- As decisões de expropriação de terreno passam a ser tomadas pelas assembleias municipais, em vez de depender de uma declaração de utilidade pública emitida pelo Governo.
- O ministro da Economia e Coesão Territorial, Manuel Castro Almeida, anunciou um projeto de decreto-lei que altera o Código das Expropriações para que as câmaras proponham, e as assembleias decidam, a expropriação.
- A mudança aplica-se a casos como a ampliação de escolas, centros de saúde ou mercados, reduzindo o tempo de decisão, que antes demorava vários meses.
- A desafetação de parcelas da Reserva Ecológica Nacional passará a ser decidida por cada Comissão de Coordenação e Desenvolvimento Regional (CCDR).
- O governante afirmou que a reforma integra a “guerra à burocracia” e pediu mais transparência, com disponibilização online de informações sobre processos de obras e prazos de aprovação por município.
As câmaras municipais passarão a decidir a expropriação de terrenos, deixando de depender de uma declaração de utilidade pública emitida pelo Governo. A mudança foi anunciada pelo ministro da Economia e da Coesão Territorial, durante uma conferência da ANAM na Universidade de Aveiro.
Segundo o ministro, o novo diploma altera o Código das Expropriações, transferindo a decisão para as assembleias municipais, sob proposta das câmaras. A medida visa acelerar o processo de aprovação de projetos que envolvam expropriação, como a expansão de escolas, centros de saúde ou mercados.
A desafetação de parcelas da Reserva Ecológica Nacional também fica mais célere: passa a depender da decisão de cada Comissão de Coordenação e Desenvolvimento Regional (CCDR). O objetivo é tornar o processo mais ágil e previsível para municípios.

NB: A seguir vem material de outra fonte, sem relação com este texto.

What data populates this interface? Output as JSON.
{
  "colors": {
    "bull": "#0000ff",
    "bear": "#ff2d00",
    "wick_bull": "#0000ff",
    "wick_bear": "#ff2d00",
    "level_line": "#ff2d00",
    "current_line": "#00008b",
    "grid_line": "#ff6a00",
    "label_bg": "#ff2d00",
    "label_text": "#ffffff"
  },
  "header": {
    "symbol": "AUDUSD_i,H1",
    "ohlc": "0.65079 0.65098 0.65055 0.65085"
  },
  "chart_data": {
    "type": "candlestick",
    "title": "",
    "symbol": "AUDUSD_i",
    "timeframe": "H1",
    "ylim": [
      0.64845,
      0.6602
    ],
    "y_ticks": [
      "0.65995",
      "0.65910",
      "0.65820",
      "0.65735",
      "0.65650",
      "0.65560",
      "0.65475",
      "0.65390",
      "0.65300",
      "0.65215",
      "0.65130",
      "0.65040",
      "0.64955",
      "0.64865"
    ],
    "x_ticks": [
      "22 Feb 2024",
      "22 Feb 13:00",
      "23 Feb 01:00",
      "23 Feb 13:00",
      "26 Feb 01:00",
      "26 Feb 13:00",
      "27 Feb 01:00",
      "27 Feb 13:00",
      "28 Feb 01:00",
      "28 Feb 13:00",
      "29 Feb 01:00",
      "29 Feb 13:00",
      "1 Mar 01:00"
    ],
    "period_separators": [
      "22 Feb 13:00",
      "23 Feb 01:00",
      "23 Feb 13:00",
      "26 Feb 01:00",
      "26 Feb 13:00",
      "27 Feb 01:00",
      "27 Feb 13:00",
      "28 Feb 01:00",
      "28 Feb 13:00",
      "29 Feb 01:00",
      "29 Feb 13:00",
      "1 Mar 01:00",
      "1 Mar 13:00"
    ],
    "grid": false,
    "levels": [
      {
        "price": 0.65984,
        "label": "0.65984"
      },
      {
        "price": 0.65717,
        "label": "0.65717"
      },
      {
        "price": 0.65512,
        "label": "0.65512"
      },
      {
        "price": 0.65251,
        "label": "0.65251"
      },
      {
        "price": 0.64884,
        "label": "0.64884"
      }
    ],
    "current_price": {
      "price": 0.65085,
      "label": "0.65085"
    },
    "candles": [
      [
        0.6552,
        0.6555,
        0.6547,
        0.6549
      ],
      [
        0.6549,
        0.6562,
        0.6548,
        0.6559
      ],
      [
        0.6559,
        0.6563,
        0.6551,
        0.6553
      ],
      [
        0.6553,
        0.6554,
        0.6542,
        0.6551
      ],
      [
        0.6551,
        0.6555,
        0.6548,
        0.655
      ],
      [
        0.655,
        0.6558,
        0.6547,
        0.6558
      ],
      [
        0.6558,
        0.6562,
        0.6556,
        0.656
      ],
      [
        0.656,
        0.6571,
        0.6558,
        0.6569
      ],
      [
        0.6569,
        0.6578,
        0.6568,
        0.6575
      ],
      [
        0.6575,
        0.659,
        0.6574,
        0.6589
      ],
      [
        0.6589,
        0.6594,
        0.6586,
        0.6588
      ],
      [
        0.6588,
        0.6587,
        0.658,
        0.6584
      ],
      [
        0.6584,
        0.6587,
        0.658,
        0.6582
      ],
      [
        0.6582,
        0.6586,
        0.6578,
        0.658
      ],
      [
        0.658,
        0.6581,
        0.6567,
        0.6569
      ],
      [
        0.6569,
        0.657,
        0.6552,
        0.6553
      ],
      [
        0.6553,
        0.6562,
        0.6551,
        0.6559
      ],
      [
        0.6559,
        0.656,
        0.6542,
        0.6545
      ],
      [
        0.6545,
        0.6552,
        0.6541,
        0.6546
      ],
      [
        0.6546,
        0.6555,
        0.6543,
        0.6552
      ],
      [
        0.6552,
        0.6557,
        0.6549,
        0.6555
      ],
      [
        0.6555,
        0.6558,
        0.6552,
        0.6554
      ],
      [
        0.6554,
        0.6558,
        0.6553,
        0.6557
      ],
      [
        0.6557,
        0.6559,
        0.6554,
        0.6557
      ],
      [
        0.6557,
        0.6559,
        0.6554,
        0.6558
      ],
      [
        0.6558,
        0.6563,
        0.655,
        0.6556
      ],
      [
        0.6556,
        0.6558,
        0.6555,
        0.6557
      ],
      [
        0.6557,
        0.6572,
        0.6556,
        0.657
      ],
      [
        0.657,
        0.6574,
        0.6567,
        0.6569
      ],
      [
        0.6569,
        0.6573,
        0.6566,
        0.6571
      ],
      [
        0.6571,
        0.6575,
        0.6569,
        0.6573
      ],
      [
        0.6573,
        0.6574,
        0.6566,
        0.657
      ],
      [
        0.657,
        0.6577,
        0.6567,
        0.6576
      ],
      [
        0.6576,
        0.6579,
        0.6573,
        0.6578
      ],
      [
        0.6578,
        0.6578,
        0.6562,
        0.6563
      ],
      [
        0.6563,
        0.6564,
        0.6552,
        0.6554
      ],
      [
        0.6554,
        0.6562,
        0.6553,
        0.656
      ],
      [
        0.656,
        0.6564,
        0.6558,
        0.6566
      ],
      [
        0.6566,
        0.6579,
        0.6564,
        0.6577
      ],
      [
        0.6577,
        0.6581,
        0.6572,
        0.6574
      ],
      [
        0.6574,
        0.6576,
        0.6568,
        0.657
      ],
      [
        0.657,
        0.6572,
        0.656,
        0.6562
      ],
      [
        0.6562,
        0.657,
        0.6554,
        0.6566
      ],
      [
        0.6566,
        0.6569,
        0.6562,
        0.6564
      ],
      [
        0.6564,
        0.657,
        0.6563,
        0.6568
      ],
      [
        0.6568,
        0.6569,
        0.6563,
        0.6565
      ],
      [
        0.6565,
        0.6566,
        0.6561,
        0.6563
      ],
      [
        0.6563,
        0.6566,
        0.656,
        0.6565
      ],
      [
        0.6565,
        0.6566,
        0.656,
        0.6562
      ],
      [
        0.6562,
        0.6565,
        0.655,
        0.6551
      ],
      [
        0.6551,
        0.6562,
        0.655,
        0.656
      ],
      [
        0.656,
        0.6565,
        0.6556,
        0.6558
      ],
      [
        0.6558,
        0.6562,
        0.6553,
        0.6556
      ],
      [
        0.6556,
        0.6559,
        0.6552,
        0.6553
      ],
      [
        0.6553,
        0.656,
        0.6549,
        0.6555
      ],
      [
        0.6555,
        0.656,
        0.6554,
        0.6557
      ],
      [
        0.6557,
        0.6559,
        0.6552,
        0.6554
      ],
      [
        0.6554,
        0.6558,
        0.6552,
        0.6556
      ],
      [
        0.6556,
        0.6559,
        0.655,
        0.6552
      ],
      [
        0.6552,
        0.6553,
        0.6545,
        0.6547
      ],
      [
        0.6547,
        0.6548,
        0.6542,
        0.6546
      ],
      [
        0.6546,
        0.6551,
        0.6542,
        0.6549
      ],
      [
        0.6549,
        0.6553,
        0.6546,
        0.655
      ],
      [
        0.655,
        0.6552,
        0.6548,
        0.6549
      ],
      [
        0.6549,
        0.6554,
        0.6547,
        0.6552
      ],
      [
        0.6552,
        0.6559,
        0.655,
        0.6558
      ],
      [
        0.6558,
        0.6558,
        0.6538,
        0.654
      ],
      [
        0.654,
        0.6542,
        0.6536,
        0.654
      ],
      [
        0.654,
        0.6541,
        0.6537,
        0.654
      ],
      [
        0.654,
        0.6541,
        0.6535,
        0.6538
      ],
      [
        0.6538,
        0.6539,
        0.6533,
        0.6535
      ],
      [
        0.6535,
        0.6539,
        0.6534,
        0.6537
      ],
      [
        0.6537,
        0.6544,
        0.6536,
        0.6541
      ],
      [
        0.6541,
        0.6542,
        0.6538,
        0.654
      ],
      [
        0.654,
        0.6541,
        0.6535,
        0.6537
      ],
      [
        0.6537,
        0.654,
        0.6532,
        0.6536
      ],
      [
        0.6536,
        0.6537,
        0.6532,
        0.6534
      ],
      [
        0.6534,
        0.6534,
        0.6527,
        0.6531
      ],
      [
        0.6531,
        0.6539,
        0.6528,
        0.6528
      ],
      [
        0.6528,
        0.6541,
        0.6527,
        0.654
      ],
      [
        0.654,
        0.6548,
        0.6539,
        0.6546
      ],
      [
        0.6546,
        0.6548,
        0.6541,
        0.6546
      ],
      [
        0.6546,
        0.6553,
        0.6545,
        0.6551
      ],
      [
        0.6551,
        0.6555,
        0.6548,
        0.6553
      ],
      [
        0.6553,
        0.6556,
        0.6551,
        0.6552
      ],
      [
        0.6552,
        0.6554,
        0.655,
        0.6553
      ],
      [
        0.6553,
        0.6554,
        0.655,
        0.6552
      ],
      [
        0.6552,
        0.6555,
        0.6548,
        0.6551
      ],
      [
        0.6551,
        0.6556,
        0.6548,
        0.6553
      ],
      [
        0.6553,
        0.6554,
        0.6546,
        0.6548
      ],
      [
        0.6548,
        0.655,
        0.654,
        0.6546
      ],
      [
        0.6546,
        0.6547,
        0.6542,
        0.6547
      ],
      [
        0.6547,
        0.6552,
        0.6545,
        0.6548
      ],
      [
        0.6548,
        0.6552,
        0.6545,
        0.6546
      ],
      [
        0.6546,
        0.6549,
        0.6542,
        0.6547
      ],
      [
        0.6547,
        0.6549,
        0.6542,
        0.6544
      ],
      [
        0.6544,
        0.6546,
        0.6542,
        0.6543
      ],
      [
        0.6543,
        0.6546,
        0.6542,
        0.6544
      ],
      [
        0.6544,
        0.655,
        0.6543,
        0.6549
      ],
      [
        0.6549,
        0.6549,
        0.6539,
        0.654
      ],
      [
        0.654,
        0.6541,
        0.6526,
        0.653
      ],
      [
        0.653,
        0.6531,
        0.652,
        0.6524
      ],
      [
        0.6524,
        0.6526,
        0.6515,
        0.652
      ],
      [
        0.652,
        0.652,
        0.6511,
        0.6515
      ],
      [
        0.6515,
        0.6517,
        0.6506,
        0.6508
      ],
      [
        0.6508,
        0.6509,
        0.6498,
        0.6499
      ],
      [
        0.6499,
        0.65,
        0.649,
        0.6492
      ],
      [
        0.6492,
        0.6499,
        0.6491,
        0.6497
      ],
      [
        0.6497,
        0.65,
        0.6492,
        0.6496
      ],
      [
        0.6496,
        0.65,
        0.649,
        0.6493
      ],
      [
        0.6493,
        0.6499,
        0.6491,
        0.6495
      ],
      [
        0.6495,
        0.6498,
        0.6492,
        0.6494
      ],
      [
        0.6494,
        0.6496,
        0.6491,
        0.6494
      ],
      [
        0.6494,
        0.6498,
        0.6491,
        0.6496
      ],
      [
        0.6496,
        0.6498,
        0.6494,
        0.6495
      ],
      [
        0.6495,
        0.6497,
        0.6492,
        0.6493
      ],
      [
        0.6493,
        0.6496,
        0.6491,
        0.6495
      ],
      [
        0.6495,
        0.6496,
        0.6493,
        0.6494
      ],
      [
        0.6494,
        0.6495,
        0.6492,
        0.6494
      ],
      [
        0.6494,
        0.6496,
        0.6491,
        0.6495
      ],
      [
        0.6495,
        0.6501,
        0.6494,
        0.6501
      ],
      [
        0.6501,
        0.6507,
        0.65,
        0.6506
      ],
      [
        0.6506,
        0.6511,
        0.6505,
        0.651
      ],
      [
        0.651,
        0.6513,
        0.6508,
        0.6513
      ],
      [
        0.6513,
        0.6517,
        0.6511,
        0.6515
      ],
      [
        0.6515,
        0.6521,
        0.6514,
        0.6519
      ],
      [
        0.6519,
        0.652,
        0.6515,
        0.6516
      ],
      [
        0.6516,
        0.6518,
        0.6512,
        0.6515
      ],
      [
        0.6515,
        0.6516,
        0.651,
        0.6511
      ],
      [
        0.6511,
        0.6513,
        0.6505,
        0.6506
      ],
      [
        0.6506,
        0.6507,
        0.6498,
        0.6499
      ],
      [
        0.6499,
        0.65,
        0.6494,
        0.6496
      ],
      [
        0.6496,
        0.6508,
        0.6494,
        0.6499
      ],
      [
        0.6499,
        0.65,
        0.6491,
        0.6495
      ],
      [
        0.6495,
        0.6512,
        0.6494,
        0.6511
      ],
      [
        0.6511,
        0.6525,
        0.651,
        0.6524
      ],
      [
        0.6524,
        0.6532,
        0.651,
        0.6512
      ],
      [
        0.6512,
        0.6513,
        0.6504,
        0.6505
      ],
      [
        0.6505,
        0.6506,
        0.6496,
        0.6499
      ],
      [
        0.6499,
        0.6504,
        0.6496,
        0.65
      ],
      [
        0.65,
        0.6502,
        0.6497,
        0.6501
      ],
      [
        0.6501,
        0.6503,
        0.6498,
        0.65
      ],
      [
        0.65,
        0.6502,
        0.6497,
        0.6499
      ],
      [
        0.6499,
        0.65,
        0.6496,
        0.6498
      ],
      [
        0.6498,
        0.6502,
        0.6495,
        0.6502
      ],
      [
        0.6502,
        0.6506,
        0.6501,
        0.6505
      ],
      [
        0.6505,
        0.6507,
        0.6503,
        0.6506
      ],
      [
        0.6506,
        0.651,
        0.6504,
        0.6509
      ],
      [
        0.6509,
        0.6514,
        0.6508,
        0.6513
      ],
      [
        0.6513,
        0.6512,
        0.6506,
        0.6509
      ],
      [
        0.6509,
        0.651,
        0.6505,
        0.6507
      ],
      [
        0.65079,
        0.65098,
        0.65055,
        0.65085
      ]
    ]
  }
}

Transparência e monitorização de prazos
O Governo enquadra estas mudanças numa ofensiva contra a burocracia, com foco na melhoria da transparência. Estão previstas plataformas online com dados sobre processos de obras pendentes em cada município e a mediana de tempo necessária para aprovar projetos.
O ministro sublinhou a necessidade de o processo público ficar acessível aos cidadãos, para evitar atrasos longos. A medida pretende evitar que decisões fiquem pendentes sem indicação de prazos ou responsáveis.
A iniciativa surge num momento em que as autarquias passam a ter maior autonomia na gestão de terrenos estratégicos. A governação municipal passa, assim, a ter um papel mais decisivo na aprovação de intervenções que envolvem expropriação.